Key and IV Management
As you have seen, having a library such as cryptography makes all kinds of encryption convenient and simple to use. Unfortunately, this simplicity can be deceptive and lead to mistakes; there are many ways to get it wrong. We have already touched briefly on one of them: reuse of keys or IVs.
That kind of mistake falls under the broader category of “Key and IV Management,” and doing it incorrectly is a common source of problems.
Important
You must never reuse key and IV pairs. Doing so seriously compromises security and disappoints cryptography book authors. Just don’t do it. Always use a new key/IV pair when encrypting anything.

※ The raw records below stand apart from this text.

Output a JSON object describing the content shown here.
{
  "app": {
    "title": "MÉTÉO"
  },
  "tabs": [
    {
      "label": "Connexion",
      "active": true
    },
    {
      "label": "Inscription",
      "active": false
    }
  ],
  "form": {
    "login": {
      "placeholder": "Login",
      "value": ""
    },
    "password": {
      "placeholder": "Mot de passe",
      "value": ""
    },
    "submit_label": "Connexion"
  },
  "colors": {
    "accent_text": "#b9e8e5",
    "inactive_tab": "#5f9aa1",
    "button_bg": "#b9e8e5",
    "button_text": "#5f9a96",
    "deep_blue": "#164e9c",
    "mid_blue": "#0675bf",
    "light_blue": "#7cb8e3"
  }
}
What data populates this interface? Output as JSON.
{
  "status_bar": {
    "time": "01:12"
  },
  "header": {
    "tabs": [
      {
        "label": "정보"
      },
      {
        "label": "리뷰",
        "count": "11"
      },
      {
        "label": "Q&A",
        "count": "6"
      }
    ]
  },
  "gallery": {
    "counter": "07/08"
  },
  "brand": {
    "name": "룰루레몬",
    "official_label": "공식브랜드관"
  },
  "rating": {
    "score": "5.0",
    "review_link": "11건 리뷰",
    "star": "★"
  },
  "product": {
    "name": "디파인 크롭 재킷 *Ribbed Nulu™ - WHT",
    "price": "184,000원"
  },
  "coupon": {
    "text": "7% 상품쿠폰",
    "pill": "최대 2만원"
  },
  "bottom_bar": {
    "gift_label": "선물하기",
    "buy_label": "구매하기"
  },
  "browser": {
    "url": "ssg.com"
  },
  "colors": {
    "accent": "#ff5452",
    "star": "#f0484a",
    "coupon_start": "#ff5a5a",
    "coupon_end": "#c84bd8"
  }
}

Why don’t you want to reuse a key and IV pair? For CBC, we already mentioned one of the potential problems: if you reuse a key and IV pair, you will get predictable output for predictable headers. Parts of your messages that you might be inclined not to think about at all, because they are boilerplate or contain hidden structure, will become a liability; adversaries can use predictable ciphertext to learn about your keys.
Think about an HTML page, for example. The first characters are often the same across multiple pages (e.g., "<!DOCTYPE html>\n"). If the first 16 bytes (an AES block) of HTML pages are the same and you encrypt them under the same key/IV pair, the ciphertext will be the same for each one. You have just leaked data to your enemy, and they can start to analyze your encrypted data for patterns.
If your web site has a large amount of static content or dynamic results that are identically generated, each encrypted page becomes uniquely identifiable. The enemy may not know what each page says, but they can determine the frequency of use and track which parties receive the same pages.
Reusing a key and IV in CBC mode is bad.
Reusing a key and IV in counter mode, on the other hand, is much worse. Because counter mode is a stream cipher, the plaintext is simply XORed with the key stream. If you happen to know the plaintext, you can recover the key: K ⊕ P ⊕ P = K!
“So what?” you might be thinking. “Who cares if they can get the key stream? If they already know the plaintext, why do we care?”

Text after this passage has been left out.